Mit dem Atem fließt das Leben durch uns

Wenn es Ihnen gut geht und Sie frei ausatmen, fühlen Sie sich entspannt. Spielen jedoch negative Gefühle oder Angst eine Rolle, dann werden die Atmung und Ihr Körper blockiert. Sie atmen flach und verkrampft. Und manchmal sind Sie möglicherweise so angespannt, dass Sie für Sekunden fast gar nicht mehr atmen.
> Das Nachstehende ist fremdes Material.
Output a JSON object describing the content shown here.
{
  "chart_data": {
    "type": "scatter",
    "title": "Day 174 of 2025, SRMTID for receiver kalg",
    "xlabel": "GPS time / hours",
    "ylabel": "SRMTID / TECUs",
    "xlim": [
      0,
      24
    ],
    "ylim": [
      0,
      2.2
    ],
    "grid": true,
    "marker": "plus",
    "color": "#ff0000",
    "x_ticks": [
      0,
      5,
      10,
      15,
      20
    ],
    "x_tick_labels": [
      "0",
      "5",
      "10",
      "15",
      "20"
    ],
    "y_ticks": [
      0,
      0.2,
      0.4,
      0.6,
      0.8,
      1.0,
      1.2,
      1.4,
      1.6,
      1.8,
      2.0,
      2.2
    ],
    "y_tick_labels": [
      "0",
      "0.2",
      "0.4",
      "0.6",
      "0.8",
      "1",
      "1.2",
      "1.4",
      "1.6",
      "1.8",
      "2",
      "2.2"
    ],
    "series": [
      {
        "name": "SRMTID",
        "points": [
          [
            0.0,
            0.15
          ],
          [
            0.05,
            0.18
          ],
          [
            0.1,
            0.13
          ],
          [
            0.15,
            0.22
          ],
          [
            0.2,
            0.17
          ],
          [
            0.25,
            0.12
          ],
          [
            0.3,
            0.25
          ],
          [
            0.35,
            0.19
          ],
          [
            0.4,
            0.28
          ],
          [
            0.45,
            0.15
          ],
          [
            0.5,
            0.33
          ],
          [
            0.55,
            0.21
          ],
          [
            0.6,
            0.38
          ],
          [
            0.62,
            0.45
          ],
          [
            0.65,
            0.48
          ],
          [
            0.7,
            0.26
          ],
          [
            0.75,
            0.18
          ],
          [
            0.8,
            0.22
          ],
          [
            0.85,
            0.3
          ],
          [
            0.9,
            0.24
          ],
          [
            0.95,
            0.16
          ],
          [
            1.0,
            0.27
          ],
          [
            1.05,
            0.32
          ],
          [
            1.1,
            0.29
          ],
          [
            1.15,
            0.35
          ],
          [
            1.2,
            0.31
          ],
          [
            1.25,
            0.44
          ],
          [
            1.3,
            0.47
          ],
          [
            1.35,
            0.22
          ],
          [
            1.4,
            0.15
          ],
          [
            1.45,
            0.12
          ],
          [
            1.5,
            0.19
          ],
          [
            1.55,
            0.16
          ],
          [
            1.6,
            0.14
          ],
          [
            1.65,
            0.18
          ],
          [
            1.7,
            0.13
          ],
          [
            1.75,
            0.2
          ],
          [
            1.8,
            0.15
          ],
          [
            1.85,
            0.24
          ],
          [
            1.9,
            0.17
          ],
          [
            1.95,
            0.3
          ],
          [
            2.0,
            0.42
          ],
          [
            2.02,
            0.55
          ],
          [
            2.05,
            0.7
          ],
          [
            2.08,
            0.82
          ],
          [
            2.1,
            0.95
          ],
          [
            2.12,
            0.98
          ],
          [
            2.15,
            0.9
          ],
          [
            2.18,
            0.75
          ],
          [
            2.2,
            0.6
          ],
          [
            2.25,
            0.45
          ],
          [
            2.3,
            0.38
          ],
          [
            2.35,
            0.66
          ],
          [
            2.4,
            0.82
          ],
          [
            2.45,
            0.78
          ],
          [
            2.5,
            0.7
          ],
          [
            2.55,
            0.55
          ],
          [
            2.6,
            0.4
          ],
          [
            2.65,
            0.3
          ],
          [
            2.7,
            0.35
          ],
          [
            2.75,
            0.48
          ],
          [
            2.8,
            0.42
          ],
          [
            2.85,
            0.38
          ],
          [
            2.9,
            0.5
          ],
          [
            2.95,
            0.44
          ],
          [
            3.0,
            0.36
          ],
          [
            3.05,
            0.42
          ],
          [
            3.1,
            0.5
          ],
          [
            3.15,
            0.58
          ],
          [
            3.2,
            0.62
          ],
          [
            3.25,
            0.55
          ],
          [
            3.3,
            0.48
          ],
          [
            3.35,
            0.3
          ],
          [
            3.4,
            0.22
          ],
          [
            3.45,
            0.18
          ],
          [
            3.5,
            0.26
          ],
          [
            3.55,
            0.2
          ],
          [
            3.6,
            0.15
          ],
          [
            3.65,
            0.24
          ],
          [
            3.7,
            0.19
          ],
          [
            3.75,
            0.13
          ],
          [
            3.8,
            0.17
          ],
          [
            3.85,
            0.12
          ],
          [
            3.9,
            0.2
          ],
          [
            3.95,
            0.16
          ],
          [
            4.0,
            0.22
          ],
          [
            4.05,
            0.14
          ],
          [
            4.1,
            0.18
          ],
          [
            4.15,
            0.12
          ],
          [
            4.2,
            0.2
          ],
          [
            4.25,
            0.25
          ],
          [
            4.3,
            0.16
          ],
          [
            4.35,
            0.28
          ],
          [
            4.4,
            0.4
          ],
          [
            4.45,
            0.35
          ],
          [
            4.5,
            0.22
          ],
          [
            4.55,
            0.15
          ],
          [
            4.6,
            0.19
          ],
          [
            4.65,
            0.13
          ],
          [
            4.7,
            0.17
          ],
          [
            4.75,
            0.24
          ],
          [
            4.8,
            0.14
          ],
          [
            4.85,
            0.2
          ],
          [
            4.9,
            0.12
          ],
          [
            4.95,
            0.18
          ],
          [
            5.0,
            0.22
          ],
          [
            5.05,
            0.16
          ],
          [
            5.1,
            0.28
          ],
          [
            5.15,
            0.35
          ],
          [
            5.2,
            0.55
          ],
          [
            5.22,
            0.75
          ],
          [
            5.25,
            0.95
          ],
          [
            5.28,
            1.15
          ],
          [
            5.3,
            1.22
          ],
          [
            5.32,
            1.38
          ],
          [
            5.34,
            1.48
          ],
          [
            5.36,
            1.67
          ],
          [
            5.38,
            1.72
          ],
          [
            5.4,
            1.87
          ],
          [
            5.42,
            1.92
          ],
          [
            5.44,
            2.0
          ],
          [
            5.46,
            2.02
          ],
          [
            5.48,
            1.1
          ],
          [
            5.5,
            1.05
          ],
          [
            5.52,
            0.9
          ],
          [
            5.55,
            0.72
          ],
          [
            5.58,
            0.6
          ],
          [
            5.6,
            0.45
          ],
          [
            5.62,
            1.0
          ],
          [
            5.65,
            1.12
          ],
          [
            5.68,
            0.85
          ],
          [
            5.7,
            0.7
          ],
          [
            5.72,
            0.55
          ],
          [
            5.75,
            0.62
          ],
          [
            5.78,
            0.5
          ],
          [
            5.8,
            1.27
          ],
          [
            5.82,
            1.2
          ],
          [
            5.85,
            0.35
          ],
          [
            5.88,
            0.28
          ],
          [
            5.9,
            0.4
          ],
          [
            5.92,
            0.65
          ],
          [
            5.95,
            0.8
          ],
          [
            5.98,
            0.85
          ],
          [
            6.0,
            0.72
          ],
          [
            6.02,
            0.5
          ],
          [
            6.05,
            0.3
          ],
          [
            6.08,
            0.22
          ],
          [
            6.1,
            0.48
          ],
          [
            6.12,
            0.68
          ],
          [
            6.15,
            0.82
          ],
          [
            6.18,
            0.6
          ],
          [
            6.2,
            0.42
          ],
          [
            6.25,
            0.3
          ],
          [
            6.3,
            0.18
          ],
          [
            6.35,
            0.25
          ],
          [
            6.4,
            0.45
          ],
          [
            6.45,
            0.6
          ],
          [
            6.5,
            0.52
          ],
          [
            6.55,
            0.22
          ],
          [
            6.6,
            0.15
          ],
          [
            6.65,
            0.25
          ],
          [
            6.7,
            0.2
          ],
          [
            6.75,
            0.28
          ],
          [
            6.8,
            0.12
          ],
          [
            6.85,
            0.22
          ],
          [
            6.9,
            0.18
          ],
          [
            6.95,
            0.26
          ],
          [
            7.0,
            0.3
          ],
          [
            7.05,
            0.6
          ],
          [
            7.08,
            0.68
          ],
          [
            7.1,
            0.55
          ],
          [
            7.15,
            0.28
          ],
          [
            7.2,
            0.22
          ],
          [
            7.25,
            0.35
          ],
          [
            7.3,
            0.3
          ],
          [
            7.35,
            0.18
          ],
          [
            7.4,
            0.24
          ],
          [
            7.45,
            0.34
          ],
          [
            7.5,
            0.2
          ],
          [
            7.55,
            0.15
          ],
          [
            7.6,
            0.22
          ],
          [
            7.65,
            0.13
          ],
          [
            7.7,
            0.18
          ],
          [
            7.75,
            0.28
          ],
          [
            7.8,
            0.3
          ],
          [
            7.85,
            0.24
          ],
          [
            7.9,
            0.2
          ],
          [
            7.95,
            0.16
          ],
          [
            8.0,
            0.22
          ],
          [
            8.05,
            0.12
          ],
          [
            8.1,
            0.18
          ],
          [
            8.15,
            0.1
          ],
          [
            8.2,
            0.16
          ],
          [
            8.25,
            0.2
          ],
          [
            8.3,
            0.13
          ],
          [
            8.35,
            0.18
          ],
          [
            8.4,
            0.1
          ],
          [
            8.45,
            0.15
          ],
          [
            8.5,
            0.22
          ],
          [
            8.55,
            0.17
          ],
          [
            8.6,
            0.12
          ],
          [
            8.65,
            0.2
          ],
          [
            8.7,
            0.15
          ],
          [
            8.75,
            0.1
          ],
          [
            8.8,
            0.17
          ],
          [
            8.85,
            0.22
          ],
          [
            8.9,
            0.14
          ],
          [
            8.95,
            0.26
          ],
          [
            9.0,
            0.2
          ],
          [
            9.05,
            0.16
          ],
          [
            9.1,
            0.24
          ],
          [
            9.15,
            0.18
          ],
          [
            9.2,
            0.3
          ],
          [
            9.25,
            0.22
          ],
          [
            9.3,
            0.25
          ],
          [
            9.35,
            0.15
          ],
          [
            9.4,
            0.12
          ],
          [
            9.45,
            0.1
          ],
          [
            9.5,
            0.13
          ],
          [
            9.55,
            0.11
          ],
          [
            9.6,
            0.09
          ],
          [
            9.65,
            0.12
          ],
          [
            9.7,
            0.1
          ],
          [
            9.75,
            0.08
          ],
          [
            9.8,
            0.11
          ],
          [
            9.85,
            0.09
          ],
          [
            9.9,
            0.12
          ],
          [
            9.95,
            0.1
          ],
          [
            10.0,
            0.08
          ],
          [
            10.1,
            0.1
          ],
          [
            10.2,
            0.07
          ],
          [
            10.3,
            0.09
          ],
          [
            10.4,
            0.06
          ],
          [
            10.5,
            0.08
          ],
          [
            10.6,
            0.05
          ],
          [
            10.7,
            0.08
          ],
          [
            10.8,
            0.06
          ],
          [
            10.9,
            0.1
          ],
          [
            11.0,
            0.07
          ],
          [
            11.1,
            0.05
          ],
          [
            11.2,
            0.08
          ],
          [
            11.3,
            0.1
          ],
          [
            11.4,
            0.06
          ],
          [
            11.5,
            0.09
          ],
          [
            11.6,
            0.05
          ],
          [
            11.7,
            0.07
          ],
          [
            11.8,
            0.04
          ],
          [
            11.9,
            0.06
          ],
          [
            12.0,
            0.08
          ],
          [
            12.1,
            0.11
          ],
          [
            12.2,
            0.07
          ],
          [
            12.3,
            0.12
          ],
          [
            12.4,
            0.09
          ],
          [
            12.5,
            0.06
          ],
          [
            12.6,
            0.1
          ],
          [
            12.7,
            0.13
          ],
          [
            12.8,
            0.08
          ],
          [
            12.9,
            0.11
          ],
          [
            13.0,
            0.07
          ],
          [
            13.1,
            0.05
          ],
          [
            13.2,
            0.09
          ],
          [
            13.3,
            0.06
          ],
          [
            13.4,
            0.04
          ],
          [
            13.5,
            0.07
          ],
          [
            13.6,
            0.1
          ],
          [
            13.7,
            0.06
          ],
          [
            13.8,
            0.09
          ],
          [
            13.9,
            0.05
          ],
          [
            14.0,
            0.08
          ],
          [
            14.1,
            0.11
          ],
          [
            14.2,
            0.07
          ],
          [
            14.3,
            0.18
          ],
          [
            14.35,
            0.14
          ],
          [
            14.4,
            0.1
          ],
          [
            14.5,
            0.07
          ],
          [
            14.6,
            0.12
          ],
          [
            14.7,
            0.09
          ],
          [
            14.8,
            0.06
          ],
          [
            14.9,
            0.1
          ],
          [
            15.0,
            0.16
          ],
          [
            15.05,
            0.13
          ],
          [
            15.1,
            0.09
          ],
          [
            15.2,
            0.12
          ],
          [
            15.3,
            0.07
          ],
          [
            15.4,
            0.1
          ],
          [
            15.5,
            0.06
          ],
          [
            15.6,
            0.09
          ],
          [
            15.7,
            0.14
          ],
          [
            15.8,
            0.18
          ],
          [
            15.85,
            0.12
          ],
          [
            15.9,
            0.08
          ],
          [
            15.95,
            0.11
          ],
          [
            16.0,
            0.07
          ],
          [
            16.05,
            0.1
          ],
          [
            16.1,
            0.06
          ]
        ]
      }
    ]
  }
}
Bei Panik lässt sich der Körper meist nicht durch positive Gedanken beruhigen.  Ängsten und Panik liegen oft psychische Probleme zugrunde. Der Körper ist dann nur der Spiegel Ihrer Seele.

Ausatmen bedeutet auch Loslassen – deshalb: Lernen Sie Atemtechniken, die Sie Stück für Stück wieder zurück ins normale Leben holen.

Unter brenzligen Umständen ist dafür natürlich eine Entscheidung notwendig, von der schwierigen Situation zum bewussten Atmen überzugehen. Sie brauchen Geduld und Konzentration, denn die Atmung wird oft nur langsam freier und tiefer.


Mein Tipp:

Lassen Sie sich Zeit und üben Sie vor allem in entspannten Momenten, sich auf Ihre Atmung zu konzentrieren. So sind Sie für stressige und panische Momente gewappnet.